360 Motion Preservation Surgery

360 motion preservation is not a single spinal device and/or procedure, but a concept, which includes many types of spinal devices and procedures. The name and concept is adapted from 360 fusion. The major difference between the two is that 360 motion preservation preserves the motion of the spine and 360 fusion leaves the patient in a permanently fixed position in the segments, where it is used.

Both concepts address severe conditions of the spine, such as degenerative scoliosis, where dorsal and ventral procedures are needed. The ventral procedures address the anterior vertebral column of the spine (the stack of vertebral bodies and discs) and the dorsal procedures address the posterior laminae column of the spine (the chain of laminae, which includes the facet joints).

Like a flat tire, which makes the steering and support of a car unstable, so does a flat (desiccated or herniated) disc make the spine vertically unstable. Therefore, an Artificial Disc Replacement (ADR), which will reestablish the height of the intervertebral disc space and add stability to the spine, is part of 360 motion preservation.

To extend our automobile analogy further the facet joints, like the tire rods of a car, guide and limit the movement of each spinal segment (the tires). It can be more directly said that the horizontal stability of the spine is the main responsibility of the facet joints. The facet joints limit the rotation of each spine level. When the spinal bony processes, which make up the facet joints, are missing because of a procedure like a laminectomy or facectomy, or malfunctioning from disease, 360 motion preservation utilizes dorsal pedicle screws as anchoring points for posterior fixation, just like some fusions. These screws are featured prominently to the right. However, unlike fusion, the DSS connectors in motion preservation are spring-like allowing for movement. The spring-like connectors help return the spine segment to a neutral position. The nature of these connectors can vary, so the correct application and sizing of the connectors is critical to a good outcome.

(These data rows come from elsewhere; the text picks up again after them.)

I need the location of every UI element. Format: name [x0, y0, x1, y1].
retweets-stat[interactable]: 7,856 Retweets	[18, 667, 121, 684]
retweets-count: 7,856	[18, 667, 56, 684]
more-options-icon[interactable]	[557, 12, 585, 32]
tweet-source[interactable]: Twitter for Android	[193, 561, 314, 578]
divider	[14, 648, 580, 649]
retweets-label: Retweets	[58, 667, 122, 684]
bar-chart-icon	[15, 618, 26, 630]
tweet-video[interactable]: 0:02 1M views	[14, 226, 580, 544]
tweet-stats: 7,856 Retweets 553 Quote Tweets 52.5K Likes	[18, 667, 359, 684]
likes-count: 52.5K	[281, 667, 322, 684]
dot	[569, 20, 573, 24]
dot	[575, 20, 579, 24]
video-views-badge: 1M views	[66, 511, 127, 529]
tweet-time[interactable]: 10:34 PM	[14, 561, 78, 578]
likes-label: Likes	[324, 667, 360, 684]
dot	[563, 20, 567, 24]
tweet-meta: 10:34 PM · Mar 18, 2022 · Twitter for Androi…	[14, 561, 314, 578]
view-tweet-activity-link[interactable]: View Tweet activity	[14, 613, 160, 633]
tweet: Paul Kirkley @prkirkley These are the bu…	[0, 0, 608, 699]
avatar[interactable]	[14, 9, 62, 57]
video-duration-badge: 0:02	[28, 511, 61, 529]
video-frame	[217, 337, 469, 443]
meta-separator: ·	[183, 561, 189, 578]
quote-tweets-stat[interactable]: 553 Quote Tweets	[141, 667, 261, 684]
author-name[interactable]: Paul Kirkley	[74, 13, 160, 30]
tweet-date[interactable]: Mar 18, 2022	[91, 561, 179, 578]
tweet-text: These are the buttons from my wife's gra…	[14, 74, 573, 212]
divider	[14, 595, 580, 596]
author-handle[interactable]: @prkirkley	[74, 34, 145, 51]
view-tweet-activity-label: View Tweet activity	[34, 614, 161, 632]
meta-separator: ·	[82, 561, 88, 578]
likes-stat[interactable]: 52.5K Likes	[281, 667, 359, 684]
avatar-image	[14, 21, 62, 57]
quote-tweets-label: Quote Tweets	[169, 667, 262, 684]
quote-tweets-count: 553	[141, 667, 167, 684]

Degenerative scoliosis can present not only with a coronal C curve in the spine, but also with rotation of the spine. The C curve is obvious in the second picture (MRI) on this page and to a lesser extent in the image (X-ray) to the right of this paragraph. However, rotation is indicated in the X-ray on the right and the first panel in the image on the page, where we can see the spinal process to the left of the entire vertebral body in the first image and we can see it to the left of the midline in relation to the vertebral body in the second image. In these cases, particularly if a spondylolisthesis is present, hybrid constructs are frequently used, i. e. the use of 360 fusion and 360 motion preservation in combination and adjacent to each other. The ability to connect fusion segments with the motion segments, greatly enhances the ability of the surgeon to preserve a majority of the motion of the spine, while straightening it. This is a rather unique property of DSS, which is an invention of Prof. Dr. Bertagnoli. Again we must say that the correct selection of the screws and connectors must be made by the surgeon. This is very much an engineering task.

Modern back surgery requires much more engineering than traditional back surgery. And the surgeon must look at each case’s individual characteristics more so than previously done in medicine.